Monday, November 20, 2017

When Children Go Public

Jason Watson (the dad in this picture link) has done a series of these funny videos on How to DAD. This one is “How to Take Kids to a Restaurant.”  I wish I had these clips when I was a parent of young ones, not because they are helpful, but because they are hilariously true. It is often a relief to see someone else struggle with the same issues. In a funny way – this guy gets it.

It is a challenge to teach good public behavior to our children, but a challenge worth aiming for. When we teach good manners we encourage our children to be conscientious. In order to be conscientious children must think about the feelings of others (other people want to eat their meal without hearing me shout), remember commonly accepted rules of behavior (people take turns), and keep their bodies under control (walking feet and quiet inside voices). These skills match up with abstract thinking, working memory, and regulation which are all essential skills for learning, playing, and getting along with others. Conscientious children do better in school in almost every category.

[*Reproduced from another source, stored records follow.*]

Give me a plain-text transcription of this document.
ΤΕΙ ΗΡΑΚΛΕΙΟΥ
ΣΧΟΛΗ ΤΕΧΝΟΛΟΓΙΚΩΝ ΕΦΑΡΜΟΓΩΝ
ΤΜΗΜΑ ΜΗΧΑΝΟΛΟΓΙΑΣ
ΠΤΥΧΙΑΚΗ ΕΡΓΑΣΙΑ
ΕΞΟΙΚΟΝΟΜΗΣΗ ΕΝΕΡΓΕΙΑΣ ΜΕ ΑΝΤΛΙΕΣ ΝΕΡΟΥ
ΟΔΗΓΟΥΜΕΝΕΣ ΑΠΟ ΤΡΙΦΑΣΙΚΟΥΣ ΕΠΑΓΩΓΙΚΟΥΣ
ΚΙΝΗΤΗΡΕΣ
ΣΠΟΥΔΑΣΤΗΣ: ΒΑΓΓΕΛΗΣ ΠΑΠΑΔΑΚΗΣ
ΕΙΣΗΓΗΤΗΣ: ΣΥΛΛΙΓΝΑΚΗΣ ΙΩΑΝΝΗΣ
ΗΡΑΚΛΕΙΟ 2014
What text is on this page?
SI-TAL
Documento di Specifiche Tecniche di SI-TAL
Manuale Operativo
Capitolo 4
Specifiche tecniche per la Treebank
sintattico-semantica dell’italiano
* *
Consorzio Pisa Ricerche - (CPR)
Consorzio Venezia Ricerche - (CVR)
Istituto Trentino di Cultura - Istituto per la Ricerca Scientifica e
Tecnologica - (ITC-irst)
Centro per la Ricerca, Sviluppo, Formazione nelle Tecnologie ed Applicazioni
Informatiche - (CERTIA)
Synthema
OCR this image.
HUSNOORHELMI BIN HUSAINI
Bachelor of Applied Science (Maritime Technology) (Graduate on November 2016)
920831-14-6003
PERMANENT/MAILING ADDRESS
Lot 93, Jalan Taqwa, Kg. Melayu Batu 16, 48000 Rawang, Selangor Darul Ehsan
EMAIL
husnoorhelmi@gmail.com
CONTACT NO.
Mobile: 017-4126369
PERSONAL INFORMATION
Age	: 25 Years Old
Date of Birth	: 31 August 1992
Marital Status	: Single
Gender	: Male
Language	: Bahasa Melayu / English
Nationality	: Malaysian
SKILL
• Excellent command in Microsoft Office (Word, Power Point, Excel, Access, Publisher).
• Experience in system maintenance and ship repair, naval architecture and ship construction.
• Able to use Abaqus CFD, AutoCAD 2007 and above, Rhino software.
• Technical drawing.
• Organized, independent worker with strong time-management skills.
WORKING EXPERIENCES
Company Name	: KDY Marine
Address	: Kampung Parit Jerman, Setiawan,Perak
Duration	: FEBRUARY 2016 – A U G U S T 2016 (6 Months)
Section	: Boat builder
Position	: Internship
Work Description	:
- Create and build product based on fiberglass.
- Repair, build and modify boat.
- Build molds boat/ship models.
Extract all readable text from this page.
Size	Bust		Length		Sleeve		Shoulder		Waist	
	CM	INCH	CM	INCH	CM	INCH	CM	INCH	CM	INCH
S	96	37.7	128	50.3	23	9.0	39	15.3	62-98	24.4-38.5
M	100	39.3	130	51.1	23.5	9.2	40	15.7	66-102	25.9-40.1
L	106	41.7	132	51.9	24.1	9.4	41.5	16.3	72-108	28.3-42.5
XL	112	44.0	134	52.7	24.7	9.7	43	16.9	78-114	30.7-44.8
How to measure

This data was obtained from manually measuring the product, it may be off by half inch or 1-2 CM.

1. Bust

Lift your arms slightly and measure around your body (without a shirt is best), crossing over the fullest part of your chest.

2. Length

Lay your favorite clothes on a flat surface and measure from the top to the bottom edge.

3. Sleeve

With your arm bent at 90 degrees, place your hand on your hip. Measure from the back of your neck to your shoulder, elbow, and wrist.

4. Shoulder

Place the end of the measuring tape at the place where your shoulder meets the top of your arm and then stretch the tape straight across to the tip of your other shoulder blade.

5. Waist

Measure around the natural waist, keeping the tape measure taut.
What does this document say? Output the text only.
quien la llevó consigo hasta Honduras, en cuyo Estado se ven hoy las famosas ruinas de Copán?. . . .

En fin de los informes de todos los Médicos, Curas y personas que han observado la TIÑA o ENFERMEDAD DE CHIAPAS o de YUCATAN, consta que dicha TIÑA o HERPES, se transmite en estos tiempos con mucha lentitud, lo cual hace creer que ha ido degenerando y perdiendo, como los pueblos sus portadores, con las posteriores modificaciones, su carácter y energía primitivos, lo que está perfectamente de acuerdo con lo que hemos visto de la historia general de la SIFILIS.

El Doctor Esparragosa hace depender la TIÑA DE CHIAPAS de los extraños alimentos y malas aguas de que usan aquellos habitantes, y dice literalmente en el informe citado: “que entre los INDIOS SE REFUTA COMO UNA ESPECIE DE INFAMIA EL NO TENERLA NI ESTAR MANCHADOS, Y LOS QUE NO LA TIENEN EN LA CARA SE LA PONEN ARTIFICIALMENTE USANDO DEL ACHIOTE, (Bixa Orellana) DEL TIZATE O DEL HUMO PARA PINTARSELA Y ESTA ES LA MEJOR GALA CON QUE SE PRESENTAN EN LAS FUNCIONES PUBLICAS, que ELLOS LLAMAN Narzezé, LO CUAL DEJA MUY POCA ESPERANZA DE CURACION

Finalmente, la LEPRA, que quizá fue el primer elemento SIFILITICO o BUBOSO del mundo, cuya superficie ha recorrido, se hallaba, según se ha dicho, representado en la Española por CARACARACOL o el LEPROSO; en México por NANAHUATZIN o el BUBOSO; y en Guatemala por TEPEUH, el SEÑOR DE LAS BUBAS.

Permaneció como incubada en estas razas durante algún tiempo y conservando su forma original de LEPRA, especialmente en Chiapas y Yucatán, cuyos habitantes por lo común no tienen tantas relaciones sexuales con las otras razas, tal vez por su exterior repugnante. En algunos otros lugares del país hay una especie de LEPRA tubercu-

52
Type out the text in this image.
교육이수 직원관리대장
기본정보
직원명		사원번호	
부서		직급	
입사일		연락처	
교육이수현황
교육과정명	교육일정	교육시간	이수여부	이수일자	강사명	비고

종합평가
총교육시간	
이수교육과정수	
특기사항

Good public manners are not about squelching your child’s exuberant spirit. They are about developing a brain capable of using those natural talents successfully.

Here are some things to remember as you work to help your children to be conscientious:

Mean what you say: Don’t make unreasonable threats. Just set expectations and follow through when necessary. Be as consistent as you want your children to be.

Take them out: It is embarrassing to walk through a group of people with a screaming child, but you will likely not have to repeat it too many times. You should know that most of the people you pass on the way out admire you. The only parents to blame for their child's lousy behavior are the ones who do nothing.

Practice at home: In school your children practice fire drills every month. It is not done because the school is likely to have a fire. This practice is so that if a fire happens a safe exit will be almost second nature to a worried group of children. Practicing good manners at home will also help conscientiousness to be second nature. The more practice you have at home, the happier your family will be as good manners promotes empathy and caring.

When you see a restaurant with a polite note about expectations for child behavior, do not assume your children are not welcome. Instead, see this as an opportunity to help your child learn. It is reasonable to expect reasonable behavior from children in a public setting. Not only that, good manners translate into good friends and good learning.